For current employees applying internally, the same logic applies. If the process shifts, ask why the posted range doesn’t match the decision.

New Jersey’s Salary Transparency and What It Means for Equal Pay Rights

Transparency doesn’t create claims on its own, but it makes comparisons easier. Employees begin to notice:

  • People doing similar work are placed at very different points in the range
  • Some employees are hired above the midpoint, while others remain at the bottom
  • Leveling systems that consistently place certain groups in lower tiers
  • Differences in benefits or compensation are tied to negotiation rather than role

When those patterns line up with protected traits, equal pay and discrimination laws come into focus. Federal law addresses sex-based wage gaps under the Equal Pay Act.

National data shows that the wage gap has narrowed over time, but not disappeared. In 2024, women earned about 85% of what men earned, up from roughly 81% in 2003, based on median hourly earnings.
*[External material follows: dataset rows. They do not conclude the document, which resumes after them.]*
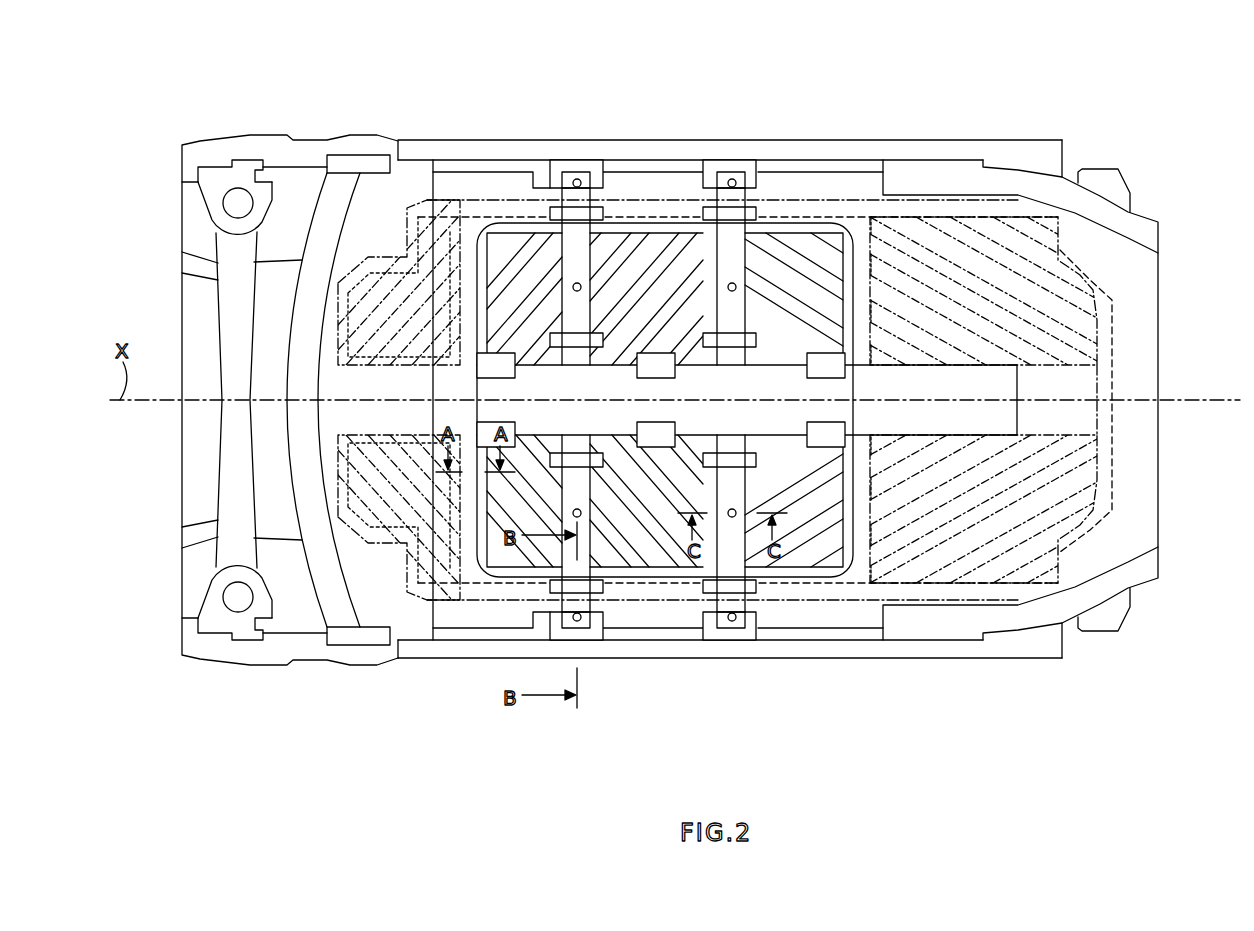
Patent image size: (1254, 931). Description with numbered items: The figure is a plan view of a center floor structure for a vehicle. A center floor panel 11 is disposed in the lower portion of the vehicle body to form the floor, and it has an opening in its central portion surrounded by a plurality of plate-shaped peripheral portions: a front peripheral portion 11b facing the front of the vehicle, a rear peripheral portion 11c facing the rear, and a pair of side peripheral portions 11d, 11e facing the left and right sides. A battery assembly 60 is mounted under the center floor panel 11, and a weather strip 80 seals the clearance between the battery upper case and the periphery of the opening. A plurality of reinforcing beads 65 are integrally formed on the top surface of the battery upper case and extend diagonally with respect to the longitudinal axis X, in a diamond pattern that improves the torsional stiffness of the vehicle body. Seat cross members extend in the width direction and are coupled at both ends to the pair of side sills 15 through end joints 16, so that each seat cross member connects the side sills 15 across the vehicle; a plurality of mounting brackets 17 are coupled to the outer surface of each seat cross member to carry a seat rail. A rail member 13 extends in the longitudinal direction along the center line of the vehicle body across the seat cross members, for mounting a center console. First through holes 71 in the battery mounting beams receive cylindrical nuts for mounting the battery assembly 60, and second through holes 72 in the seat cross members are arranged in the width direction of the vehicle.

The center floor panel 11 is at (460, 545).
The front peripheral portion 11b is at (458, 262).
The rear peripheral portion 11c is at (865, 330).
The side peripheral portion 11d is at (490, 652).
The side peripheral portion 11e is at (537, 207).
The rail member 13 is at (686, 387).
The side sill 15 is at (834, 128).
The end joint 16 is at (578, 160).
The mounting bracket 17 is at (598, 330).
The battery assembly 60 is at (1112, 433).
The reinforcing bead 65 is at (510, 262).
The first through hole 71 is at (579, 181).
The second through hole 72 is at (575, 453).
The weather strip 80 is at (852, 574).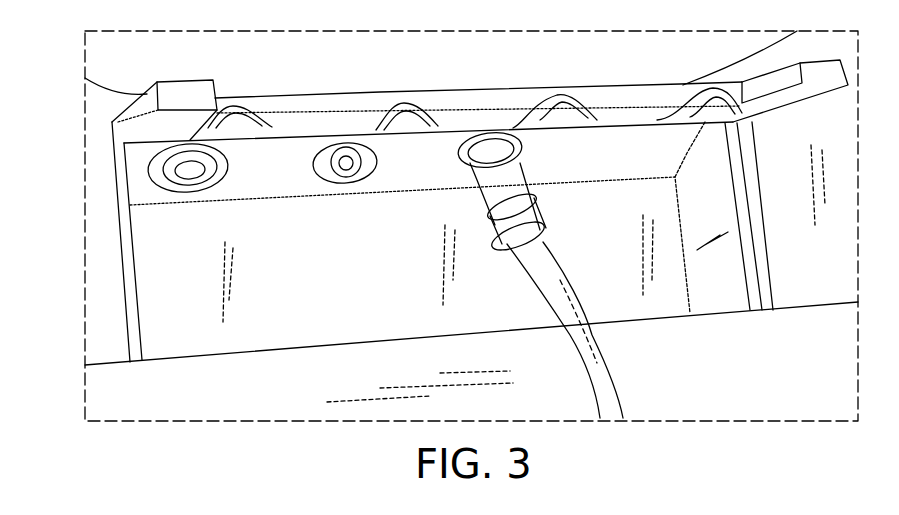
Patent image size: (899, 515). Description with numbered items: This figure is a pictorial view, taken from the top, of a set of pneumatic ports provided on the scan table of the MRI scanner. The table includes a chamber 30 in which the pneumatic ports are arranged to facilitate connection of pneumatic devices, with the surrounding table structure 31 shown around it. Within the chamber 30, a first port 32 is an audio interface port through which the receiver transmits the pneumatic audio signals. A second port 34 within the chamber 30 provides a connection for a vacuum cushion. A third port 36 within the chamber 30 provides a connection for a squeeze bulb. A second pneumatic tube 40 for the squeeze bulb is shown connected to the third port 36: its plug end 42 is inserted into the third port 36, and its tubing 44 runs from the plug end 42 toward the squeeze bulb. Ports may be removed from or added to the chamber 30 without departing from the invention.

The chamber 30 is at (605, 214).
The vehicle body panel 31 is at (120, 117).
The first port 32 is at (163, 182).
The second port 34 is at (343, 183).
The third port 36 is at (523, 152).
The second pneumatic tube 40 is at (553, 264).
The plug end 42 is at (478, 196).
The tubing 44 is at (604, 356).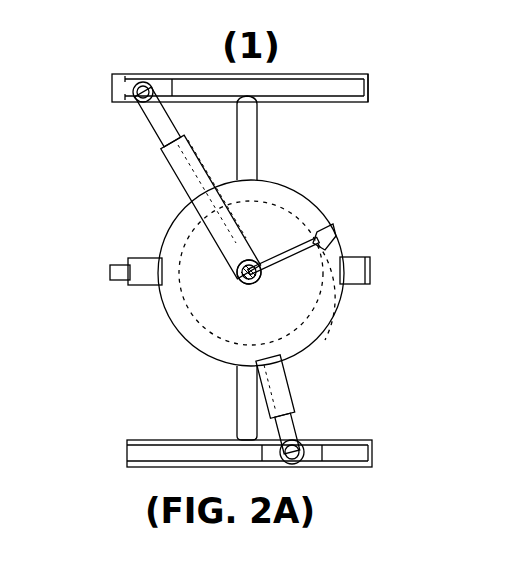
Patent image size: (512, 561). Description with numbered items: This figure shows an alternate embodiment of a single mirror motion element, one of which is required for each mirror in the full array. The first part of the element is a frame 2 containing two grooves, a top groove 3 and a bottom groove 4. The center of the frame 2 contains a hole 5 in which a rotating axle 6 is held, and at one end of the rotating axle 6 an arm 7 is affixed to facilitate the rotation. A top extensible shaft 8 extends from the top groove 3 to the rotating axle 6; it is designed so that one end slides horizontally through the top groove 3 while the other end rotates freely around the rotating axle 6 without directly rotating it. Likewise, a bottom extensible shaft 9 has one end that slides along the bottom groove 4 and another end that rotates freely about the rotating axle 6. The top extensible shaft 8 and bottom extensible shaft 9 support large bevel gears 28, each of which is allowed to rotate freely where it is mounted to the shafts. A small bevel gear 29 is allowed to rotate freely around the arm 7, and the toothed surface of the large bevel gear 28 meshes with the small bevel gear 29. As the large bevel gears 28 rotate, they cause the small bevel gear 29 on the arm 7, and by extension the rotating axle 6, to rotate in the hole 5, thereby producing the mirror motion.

The frame 2 is at (322, 73).
The top groove 3 is at (372, 86).
The bottom groove 4 is at (125, 442).
The hole 5 is at (233, 283).
The rotating axle 6 is at (249, 272).
The arm 7 is at (301, 268).
The top extensible shaft 8 is at (170, 168).
The bottom extensible shaft 9 is at (294, 391).
The large bevel gear 28 is at (331, 312).
The small bevel gear 29 is at (337, 238).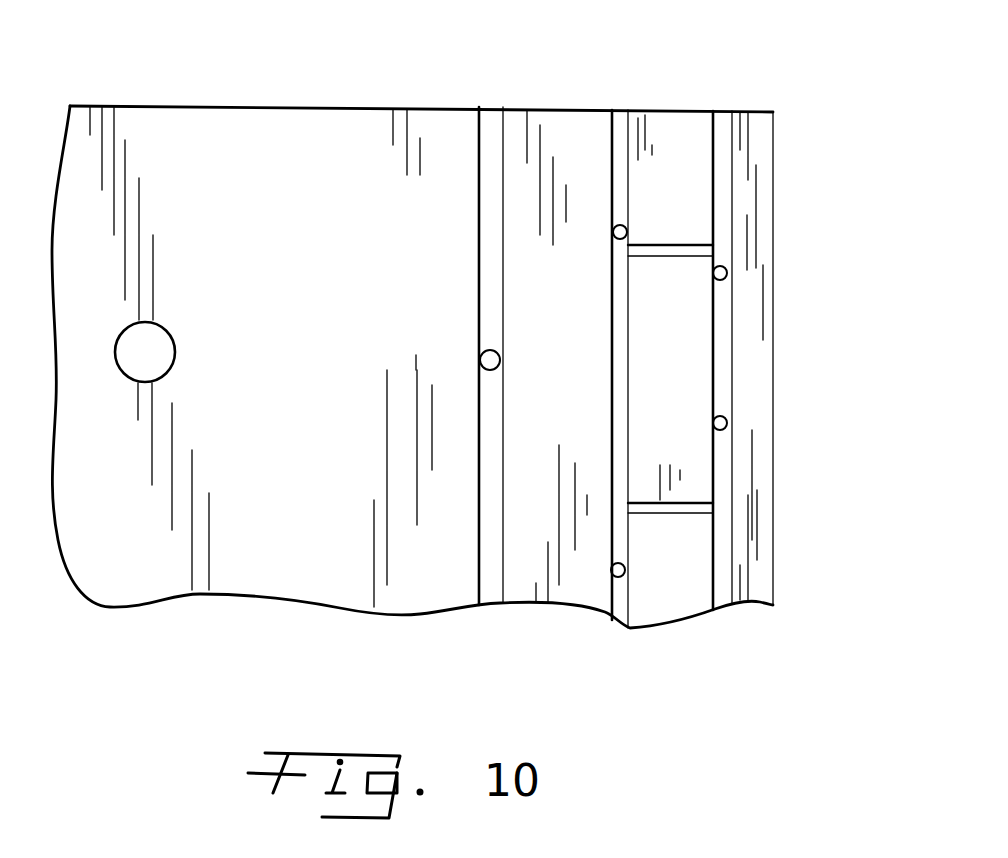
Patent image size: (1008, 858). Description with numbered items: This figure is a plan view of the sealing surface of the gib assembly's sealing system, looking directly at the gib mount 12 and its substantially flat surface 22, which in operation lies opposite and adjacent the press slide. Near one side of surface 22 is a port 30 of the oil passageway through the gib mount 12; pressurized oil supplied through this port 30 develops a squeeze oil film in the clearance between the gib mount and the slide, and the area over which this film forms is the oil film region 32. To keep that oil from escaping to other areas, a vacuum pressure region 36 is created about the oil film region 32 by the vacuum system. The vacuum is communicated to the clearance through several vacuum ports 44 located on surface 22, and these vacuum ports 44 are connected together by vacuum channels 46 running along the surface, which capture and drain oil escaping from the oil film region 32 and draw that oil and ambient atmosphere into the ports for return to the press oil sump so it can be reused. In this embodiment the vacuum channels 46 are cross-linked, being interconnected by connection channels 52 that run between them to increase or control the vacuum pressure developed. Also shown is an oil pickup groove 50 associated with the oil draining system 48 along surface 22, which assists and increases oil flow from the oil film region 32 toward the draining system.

The gib mount 12 is at (810, 106).
The surface 22 is at (208, 180).
The port 30 is at (170, 348).
The oil film region 32 is at (350, 452).
The vacuum pressure region 36 is at (668, 138).
The vacuum ports 44 is at (628, 232).
The vacuum channels 46 is at (618, 156).
The oil draining system 48 is at (497, 353).
The oil pickup groove 50 is at (480, 272).
The connection channels 52 is at (686, 245).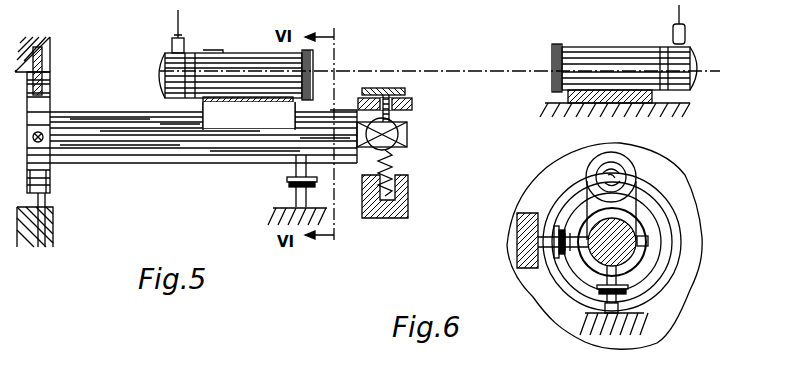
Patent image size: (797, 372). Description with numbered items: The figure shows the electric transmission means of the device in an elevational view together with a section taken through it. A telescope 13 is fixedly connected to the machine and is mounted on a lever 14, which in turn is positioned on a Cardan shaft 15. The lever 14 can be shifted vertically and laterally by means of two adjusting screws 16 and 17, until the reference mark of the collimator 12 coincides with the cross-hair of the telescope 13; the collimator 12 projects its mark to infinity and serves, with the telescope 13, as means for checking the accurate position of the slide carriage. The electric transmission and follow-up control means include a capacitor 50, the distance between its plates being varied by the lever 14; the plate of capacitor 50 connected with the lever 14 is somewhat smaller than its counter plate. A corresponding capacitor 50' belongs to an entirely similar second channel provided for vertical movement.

In FIG. 6, the collimator 12 is at (576, 48).
In FIG. 5, the telescope 13 is at (244, 66).
In FIG. 6, the telescope 13 is at (628, 174).
In FIG. 5, the lever 14 is at (148, 165).
In FIG. 6, the lever 14 is at (629, 226).
In FIG. 5, the Cardan shaft 15 is at (53, 167).
In FIG. 5, the adjusting screw 16 is at (386, 88).
In FIG. 5, the adjusting screw 17 is at (408, 130).
In FIG. 5, the capacitor 50 is at (272, 190).
In FIG. 6, the capacitor 50 is at (656, 314).
In FIG. 6, the capacitor 50' is at (568, 276).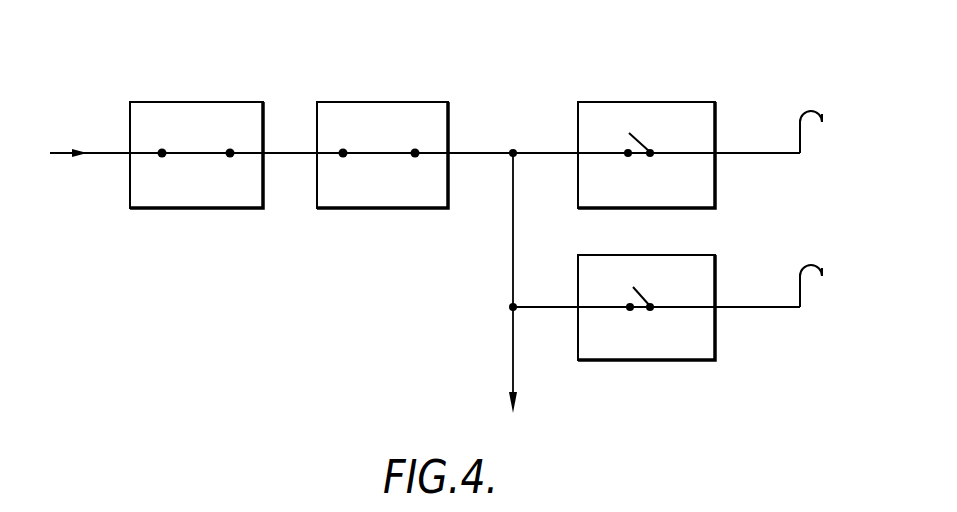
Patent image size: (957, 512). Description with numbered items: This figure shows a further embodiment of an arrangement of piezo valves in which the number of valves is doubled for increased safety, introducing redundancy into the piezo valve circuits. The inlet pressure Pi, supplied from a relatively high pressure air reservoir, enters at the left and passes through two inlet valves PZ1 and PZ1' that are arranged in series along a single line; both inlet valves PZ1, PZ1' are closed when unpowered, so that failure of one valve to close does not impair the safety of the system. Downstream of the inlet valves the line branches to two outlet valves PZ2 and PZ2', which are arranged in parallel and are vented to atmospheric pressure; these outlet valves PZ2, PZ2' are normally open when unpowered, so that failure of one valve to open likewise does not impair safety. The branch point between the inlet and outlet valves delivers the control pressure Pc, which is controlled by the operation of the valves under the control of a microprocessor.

New Jersey has strong pay equity protections as well. The Diane B. Allen Equal Pay Act and NJLAD focus on the work actually performed, not job titles, when evaluating whether roles are substantially similar.

Salary Disclosure In New Jersey And The New Hire Pay Gap

Pay compression becomes harder to ignore once salary ranges are visible. It happens when new hires are brought in near the top of the range, while current employees doing the same work remain closer to the bottom. Employers point to market pressure or hiring needs. Employees often see it as a gap that doesn’t make sense.

Transparency makes this issue more visible. Posted ranges give employees a reference point, and comparisons follow.

Compression can also create internal tension. Addressing it for one person can trigger broader questions across a team. As a result, responses may include delays, unclear explanations, or promises tied to a future review cycle.

If you’re dealing with compression, the issue can be framed simply:

  • You are performing the role
  • The market range is now visible
  • Your pay does not align with that range

At that point, the employer has to explain the difference. If pay gaps track protected traits or rely on unclear criteria, transparency makes those disparities easier to identify and question.

New Jersey Pay Transparency In 2026 And Why Policy Alone Isn’t Enough

A company can technically comply with the rules while everyday decisions stay the same. It can point to compliance, but pay decisions still rely on informal practices:

  • Offers that don’t match the logic of the posted range
  • Promotions tied to relationships rather than clear criteria
  • Raises that depend on who asks the most
  • Quiet exceptions for favored employees

The law focuses on disclosure. It requires employers to share information, but it doesn’t guarantee consistent or fair outcomes.

If the company presents itself as transparent but decisions don’t line up, ask direct questions:

  • What determines placement within the range
  • What criteria apply to raises or promotions
  • How exceptions are handled

If the answers keep shifting, that points to discretion without clear standards.

It also matters that employees have rights to discuss pay. When transparency rules and pay discussion rights overlap, it becomes harder for employers to rely on silence to manage compensation.

When Pay Transparency Raises Questions About Fairness

Pay transparency is changing how employees view compensation. It brings comparisons into the open and makes decisions harder to ignore or explain away.

If your salary doesn’t line up with what’s being posted or how roles are described, it’s worth asking questions.